Investors seem to have embraced the company’s new strategy, as the stock has risen more than 115% in the past year. Also, while lower net income skewed the P/E ratio, the price-to-sales (P/S) ratio of 3.8 isn’t much above a much larger e-commerce conglomerate, Amazon, with sales of 3 ,3 times larger. Considering the stock is still 75% below its 2021 high, such a valuation should position Sea Limited for significant gains in 2025.

John Mackey, former CEO of Whole Foods Market, an Amazon subsidiary, is a board member of The Motley Fool.
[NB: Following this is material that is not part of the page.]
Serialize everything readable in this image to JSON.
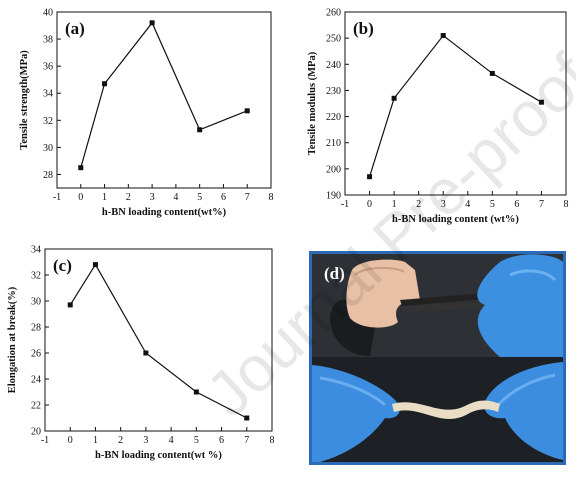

Suzanne Frey, chief executive at Alphabet, is a member of the Motley Fool’s board of directors. Jake Lerch has positions in Alphabet, Amazon, CrowdStrike and Walt Disney. Justin Pope has positions in SentinelOne. Will Healy has positions in CrowdStrike, Sea Limited and Zscaler. The Motley Fool has positions and recommends Alphabet, Amazon, CrowdStrike, Netflix, Palo Alto Networks, Sea Limited, Walt Disney, Warner Bros. Discovery and Zscaler. The Motley Fool recommends Comcast. The Motley Fool has a disclosure policy.